Bagaimana jika kelepasan marah? Temukan cara mengatasinya di laman berikutnya

angry2Gambar dari sini

Ibu juga manusia biasa, dan terkadang pernah ‘kelepasan’, seperti marah, memukul, mencubit, menjewer, dan lain sebagainya. Hal ini terjadi ketika ibu sedang banyak beban, letih, lelah atau ada masalah lainnya. Selain hal tersebut, yang membuat kita jadi marah alias tidak sabar adalah ketika apa yang kita mau, anak tidak mau. Dan sebaliknya apa yang anak mau, giliran kita yang tidak mau, lengkap sudah ya tidak nyambungnya.

Kalau sudah begini apa yang perlu dilakukan oleh seorang ibu supaya menjadi lebih sabar? Ada dua pilihan untuk Mommies:

1. Tetap berpegang pada idealisme sebagai ibu

2. Berdamai dengan keadaan

Dari dua pilihan di atas, ibu perlu tahu masing-masing konsekuensi dari keputusan yang diambil.
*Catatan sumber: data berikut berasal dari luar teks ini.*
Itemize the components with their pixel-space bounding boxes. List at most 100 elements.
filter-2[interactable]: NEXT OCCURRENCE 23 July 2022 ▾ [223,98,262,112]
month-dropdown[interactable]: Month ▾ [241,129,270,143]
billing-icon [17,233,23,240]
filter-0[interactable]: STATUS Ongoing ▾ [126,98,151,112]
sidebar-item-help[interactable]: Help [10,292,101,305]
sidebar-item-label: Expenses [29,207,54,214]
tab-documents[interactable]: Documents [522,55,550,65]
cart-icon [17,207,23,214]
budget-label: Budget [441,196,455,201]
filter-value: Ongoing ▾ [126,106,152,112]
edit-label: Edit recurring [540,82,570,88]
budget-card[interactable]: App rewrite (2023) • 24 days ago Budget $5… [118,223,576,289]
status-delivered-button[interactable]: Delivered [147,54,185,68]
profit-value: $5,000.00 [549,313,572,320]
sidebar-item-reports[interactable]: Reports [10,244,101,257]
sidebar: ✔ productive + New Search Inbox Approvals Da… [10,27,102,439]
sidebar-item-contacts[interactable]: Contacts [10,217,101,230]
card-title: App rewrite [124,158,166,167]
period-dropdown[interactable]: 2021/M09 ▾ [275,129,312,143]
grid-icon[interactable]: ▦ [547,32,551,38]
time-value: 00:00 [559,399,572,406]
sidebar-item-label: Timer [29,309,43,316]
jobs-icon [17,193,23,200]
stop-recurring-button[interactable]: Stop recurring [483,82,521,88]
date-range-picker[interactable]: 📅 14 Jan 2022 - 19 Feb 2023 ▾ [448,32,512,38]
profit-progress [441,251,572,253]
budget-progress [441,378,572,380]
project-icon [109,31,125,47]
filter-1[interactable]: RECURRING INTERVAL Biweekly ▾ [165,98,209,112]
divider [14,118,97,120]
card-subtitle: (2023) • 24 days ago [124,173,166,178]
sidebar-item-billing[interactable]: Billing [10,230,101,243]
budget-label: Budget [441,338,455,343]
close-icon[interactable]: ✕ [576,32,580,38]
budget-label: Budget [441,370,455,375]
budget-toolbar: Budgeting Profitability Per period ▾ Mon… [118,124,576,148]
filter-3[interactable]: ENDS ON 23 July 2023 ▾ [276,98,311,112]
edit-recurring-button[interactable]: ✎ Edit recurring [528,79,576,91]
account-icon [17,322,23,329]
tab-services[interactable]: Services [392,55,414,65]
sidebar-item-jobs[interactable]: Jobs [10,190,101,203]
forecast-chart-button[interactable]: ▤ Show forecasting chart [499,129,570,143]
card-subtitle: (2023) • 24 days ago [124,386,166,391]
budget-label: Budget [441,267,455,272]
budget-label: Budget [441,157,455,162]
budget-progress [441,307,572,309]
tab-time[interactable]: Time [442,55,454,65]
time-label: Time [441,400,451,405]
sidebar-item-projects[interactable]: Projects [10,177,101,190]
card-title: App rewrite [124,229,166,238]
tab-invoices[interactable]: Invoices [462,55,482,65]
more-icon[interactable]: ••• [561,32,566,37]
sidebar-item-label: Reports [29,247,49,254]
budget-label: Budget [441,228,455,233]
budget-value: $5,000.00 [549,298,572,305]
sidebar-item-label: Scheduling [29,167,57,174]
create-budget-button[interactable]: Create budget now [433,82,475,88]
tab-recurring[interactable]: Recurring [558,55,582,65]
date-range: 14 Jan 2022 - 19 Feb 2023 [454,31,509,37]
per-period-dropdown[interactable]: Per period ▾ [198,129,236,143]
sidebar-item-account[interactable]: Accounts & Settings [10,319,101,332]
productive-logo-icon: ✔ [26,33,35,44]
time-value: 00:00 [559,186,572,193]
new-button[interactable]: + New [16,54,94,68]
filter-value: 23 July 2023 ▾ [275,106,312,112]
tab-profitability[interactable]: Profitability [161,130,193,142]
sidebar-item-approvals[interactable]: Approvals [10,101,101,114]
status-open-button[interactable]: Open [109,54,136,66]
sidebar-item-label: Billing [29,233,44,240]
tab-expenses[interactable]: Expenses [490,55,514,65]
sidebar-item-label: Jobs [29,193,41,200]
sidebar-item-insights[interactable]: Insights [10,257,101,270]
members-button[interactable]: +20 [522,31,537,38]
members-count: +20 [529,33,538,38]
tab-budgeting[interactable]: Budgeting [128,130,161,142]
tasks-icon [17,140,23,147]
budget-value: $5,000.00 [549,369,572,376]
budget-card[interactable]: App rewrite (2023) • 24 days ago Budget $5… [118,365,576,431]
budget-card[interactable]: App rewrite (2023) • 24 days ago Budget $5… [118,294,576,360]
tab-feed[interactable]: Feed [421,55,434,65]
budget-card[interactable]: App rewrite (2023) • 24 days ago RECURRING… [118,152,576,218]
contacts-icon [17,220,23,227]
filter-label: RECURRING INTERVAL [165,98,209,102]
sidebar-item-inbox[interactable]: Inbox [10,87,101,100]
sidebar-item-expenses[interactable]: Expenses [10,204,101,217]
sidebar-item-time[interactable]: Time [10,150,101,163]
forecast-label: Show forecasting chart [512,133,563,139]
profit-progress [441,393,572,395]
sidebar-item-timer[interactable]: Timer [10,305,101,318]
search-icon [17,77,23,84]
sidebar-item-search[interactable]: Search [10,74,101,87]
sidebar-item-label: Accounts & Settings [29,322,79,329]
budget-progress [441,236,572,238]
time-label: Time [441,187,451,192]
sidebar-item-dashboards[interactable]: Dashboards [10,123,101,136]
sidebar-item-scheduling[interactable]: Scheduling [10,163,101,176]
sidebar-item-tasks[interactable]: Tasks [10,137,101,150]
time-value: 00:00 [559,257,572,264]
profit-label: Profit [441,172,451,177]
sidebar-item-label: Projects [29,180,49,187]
Untuk pilihan pertama, iya sih senang kalau semua berjalan sesuai dengan idealisme kita – apapun yang terjadi semua “nurut” sama ibu, konsekuensinya ibu perlu punya usaha yang lebih agar semua bisa berjalan pada mestinya. Untuk pilihan kedua, berdamai dengan keadaan yang ada, konsekuensinya ibu perlu untuk menurunkan sedikit bahkan lebih banyak idealisme yang ibu punya. Tentu saja dari dua pilihan tersebut ada kelebihan dan kekurangan, tapi sebagai ibu yang mau menjadi lebih sabar kita perlu tahu untuk mengukur seberapa banyak stok sabar yang kita punya.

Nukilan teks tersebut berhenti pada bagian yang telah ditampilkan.